The elevator descended to the basement instead of stopping at the appropriate floor. Everyone departed from the elevator except me and the man with the cocaine. He turned to me and asked me to take a handful of the cocaine and put it in a coke cup which was in a trash can in the elevator.
I took a handful of the cocaine, put it into my pocket, took it back out of my pocket and finally put it into the coke cup. Having finished, I noticed white spots of cocaine powder all over me. Before I had time to wipe off the powder, the elevator door opened again and some plain-clothes policemen stepped onto the elevator.
They were obviously suspicious of something and began sniffing the air. One of them touched the powder on my jacket with his finger, smelled it and told me I was under arrest. They also arrested the other fellow.
I knew that I had been arrested once before and that this arrest would have serious consequences. I would go to jail for a long time.

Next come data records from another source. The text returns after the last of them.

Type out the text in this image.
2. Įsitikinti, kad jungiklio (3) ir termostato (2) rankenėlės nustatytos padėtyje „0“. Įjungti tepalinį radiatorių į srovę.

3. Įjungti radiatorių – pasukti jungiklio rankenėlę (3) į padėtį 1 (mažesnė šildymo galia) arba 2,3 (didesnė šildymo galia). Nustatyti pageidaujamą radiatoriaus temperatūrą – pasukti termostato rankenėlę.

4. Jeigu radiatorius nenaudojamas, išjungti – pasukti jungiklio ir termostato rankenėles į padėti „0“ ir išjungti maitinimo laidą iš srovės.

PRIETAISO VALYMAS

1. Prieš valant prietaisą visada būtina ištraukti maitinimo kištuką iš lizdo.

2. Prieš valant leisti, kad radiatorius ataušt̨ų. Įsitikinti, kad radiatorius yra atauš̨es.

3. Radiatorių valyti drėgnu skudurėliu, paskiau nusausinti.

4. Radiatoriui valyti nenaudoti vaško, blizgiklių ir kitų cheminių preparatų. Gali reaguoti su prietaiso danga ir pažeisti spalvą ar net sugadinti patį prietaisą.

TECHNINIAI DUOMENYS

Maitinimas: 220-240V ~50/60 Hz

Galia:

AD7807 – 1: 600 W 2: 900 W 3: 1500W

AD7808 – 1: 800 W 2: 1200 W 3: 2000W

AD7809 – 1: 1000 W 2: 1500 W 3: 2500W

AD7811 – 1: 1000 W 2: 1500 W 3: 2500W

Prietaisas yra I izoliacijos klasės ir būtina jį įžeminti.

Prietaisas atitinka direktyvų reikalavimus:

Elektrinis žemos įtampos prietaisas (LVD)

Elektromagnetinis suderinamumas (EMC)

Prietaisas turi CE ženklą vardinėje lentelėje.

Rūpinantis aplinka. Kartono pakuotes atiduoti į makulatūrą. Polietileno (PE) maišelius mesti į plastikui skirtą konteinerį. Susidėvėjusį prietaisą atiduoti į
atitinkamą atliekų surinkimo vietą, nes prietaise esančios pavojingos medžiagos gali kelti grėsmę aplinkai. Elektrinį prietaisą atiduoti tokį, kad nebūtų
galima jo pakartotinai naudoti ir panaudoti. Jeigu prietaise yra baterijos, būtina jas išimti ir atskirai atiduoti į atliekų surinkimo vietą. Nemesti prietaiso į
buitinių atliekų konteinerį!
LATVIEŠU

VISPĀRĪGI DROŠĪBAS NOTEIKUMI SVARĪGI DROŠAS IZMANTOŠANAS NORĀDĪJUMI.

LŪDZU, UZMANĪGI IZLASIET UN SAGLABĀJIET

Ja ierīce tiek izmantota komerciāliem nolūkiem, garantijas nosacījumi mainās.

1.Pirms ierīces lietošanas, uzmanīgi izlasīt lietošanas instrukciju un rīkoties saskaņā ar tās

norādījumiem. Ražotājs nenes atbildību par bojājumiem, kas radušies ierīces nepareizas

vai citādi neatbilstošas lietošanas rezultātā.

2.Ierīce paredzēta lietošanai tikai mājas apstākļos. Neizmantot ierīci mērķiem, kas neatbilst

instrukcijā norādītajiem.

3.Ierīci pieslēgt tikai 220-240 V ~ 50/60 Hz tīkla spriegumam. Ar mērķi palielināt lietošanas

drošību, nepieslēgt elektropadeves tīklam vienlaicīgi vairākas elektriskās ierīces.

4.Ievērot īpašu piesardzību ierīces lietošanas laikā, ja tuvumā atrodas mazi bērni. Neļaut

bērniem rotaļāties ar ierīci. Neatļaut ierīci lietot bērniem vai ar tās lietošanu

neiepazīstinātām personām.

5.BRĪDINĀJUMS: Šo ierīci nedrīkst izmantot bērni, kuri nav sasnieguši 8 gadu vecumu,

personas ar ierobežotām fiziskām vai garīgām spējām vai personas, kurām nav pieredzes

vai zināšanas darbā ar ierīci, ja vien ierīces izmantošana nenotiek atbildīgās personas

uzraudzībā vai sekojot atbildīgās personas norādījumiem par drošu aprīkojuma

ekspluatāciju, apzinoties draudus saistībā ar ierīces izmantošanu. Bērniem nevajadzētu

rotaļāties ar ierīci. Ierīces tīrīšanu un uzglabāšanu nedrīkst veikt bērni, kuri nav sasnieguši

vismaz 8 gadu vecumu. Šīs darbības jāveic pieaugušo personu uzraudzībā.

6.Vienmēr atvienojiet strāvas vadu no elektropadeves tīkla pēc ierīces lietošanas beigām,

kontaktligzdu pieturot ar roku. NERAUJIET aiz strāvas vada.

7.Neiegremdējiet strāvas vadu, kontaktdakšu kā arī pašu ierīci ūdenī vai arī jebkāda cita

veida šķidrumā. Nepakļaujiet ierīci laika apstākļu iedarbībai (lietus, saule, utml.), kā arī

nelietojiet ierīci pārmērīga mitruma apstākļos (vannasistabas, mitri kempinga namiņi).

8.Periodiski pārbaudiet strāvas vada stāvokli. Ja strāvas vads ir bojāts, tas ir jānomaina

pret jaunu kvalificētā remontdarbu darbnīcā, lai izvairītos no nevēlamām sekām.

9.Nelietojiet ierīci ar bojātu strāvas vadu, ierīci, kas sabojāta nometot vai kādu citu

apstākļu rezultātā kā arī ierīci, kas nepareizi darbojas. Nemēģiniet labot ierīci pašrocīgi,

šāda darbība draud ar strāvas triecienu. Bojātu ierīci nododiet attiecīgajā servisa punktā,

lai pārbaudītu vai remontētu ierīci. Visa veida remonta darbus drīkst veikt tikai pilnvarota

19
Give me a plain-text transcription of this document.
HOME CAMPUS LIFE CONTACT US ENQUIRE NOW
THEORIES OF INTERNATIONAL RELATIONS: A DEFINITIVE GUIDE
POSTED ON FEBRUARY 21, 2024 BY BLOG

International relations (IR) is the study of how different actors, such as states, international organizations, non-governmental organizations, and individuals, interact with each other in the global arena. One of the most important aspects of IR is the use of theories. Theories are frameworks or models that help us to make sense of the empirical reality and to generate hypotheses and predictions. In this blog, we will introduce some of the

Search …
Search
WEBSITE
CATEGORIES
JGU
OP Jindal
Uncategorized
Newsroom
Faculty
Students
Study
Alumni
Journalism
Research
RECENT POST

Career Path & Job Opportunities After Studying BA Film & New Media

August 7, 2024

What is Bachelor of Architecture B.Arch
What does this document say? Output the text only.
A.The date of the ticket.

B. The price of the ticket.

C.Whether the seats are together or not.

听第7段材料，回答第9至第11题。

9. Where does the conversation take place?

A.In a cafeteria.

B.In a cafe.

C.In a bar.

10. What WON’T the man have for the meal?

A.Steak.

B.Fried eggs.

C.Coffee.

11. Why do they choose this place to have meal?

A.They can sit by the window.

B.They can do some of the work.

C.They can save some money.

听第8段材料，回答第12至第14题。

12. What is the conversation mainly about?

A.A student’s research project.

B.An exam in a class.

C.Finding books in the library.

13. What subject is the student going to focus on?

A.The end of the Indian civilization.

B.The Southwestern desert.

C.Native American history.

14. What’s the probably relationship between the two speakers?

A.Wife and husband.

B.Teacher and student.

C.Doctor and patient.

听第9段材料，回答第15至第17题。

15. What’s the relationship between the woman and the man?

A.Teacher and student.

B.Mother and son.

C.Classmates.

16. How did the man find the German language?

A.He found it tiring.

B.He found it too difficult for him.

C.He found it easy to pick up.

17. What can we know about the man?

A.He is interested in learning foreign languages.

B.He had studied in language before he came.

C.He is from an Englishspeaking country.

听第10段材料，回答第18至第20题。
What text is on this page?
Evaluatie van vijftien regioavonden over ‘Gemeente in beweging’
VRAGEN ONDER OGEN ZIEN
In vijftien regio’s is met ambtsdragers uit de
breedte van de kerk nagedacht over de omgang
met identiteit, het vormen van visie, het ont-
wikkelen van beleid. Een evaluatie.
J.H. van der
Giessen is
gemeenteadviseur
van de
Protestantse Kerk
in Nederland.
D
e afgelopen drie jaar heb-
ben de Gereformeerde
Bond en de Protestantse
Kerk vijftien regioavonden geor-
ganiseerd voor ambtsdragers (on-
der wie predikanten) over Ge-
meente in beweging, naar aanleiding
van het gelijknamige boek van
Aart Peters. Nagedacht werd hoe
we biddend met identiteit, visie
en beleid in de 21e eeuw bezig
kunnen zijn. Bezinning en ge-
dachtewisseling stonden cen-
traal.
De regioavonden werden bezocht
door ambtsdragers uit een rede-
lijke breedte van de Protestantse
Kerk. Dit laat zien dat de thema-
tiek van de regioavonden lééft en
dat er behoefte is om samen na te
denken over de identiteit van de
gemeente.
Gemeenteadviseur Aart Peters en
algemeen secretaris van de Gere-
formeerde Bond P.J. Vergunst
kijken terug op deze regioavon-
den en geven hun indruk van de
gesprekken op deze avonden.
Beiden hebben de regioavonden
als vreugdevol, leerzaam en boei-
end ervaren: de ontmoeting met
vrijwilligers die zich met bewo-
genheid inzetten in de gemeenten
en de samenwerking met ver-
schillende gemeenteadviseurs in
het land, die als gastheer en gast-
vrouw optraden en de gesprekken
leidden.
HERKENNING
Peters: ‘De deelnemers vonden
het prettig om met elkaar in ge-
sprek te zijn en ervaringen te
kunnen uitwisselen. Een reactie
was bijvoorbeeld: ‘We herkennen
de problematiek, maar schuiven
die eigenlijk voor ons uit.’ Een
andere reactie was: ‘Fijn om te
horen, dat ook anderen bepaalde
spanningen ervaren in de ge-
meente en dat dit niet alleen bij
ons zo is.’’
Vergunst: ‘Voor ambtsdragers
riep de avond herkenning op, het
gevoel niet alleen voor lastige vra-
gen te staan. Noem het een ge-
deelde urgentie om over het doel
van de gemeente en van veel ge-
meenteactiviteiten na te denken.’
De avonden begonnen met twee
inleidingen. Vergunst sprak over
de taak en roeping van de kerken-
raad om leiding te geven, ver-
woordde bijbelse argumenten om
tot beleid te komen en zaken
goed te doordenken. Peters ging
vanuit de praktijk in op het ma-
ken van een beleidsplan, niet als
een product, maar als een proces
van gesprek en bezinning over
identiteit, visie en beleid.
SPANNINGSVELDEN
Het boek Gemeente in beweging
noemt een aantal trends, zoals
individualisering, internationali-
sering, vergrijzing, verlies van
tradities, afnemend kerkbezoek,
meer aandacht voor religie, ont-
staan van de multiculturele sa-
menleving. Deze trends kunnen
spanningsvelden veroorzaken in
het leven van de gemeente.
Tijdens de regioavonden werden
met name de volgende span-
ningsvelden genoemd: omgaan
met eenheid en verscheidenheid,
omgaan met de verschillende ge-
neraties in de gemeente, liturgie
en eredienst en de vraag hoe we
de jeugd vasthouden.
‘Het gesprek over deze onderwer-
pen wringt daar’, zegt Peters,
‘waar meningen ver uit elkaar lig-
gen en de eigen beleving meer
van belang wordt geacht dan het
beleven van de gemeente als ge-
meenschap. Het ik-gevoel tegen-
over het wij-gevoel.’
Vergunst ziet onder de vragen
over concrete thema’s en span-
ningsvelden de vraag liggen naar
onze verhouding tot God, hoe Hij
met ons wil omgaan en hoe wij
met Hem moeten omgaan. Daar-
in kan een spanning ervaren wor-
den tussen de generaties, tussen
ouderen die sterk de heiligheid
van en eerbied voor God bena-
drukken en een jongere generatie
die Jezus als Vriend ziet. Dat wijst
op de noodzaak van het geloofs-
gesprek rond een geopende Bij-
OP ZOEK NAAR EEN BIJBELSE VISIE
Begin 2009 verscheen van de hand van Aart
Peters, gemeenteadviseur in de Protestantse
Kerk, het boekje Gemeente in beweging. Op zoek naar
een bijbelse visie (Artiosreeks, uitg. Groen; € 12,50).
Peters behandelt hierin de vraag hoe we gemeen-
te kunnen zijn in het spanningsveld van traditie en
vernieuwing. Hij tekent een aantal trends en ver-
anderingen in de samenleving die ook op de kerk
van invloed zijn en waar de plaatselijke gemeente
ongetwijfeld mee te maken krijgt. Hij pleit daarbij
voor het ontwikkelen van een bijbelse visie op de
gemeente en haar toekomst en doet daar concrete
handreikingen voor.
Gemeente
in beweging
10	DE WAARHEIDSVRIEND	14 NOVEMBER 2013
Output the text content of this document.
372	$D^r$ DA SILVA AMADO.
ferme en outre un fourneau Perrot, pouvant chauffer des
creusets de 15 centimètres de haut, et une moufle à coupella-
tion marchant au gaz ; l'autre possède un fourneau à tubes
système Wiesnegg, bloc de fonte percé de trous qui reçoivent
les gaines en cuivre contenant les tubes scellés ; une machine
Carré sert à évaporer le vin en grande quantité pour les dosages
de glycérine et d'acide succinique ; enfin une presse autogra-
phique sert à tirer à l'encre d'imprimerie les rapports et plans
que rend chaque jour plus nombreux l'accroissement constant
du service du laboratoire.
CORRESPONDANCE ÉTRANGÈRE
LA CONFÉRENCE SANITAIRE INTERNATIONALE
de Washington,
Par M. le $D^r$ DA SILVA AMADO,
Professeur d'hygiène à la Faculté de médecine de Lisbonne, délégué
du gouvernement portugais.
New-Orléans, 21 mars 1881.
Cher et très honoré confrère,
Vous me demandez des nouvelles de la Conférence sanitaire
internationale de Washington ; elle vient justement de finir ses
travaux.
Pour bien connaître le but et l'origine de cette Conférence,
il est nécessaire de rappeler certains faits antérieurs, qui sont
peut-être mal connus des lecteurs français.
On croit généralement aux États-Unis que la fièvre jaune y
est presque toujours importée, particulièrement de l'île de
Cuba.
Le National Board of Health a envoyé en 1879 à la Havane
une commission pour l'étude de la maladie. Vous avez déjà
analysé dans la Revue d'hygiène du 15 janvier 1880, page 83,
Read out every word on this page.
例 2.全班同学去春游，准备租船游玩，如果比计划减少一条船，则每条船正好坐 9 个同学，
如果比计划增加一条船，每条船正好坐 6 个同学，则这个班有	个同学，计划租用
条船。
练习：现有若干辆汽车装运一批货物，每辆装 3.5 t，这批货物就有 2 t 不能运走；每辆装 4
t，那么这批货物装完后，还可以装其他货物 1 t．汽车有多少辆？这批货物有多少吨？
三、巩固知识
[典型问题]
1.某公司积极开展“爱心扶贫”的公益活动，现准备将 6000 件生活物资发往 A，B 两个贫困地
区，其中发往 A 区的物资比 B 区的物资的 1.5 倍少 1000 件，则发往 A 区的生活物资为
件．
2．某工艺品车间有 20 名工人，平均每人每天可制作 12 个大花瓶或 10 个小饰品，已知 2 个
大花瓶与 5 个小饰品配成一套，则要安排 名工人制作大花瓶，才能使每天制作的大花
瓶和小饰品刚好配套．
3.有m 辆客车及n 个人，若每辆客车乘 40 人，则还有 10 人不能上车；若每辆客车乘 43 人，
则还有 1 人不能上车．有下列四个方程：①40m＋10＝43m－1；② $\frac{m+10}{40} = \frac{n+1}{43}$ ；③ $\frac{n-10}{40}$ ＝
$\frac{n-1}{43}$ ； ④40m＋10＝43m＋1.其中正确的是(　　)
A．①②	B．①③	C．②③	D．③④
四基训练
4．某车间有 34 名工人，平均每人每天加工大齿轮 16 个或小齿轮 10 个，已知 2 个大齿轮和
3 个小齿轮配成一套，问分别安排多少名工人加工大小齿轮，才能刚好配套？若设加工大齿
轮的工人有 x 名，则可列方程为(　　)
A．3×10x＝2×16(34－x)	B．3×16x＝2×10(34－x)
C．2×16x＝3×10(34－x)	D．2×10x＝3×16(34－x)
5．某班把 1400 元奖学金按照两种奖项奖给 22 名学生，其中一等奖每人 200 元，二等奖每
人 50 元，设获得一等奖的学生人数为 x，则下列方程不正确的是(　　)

The policeman took me off the elevator. On that floor I saw the friend whom I had come to visit. He was sitting in a room behind a glass wall. He looked at me and said, "You too?"
I answered, "Yes."
I told him cocaine was the basis of my arrest. He said something about "that damned stuff." I could tell he was, to some degree, glad to see I had also been arrested; but that didn't bother me. Perhaps it was a consolation to him that one of his friends was also in jail. I felt like saying something like "misery loves company."
But I was upset because I had been arrested. I kept thinking about how serious the matter was and how I surely would receive a stiff sentence. But suddenly I began thinking of what had just transpired as more of a story and not as something that had really happened. I walked out onto the street where I saw a group of people and I shouted, "Why are these people in jail?"
I was referring to people who had been charged with drug offenses. I wanted to express the sentiment that in the United States people should be asking why people were being arrested for drug charges. People shouldn't be put in jail for such offenses. It was a crime in and of itself to put people in jail for drug charges. I wanted people to really began asking themselves why these people were being put in jail.
I wanted people to know it was the drug dealers themselves who wanted drugs to be illegal. The laws, to a large extent, were controlled by the drug bosses. I thought about all the people who were in jail on drug charges and how their only hope for freedom was a change in the drug laws. If I myself were actually in jail for drug charges I would work very hard for a change in the drug laws so I might one day be set free.
I looked across the street and saw some people with machine guns had pulled up and had started shooting people. The machine gunners aimed in my direction. I jumped down behind a wall and began crawling up some stairs. Finally I rose and began running up the stairs.
Suddenly I met a man on the stairs with a machine gun who was just about to shoot a woman. I jumped him and wrestled the machine gun from him. I continued running up the stairs with the gun and ran through a door into a hotel. The door to the hotel was shot out behind me.
I began thinking I needed to find a room in the hotel, open the window and begin shooting down at the people in the street who had machine guns. Or, if I wanted, I could merely sit in the room and wait. If someone were to come in who appeared dangerous I could simply shoot them.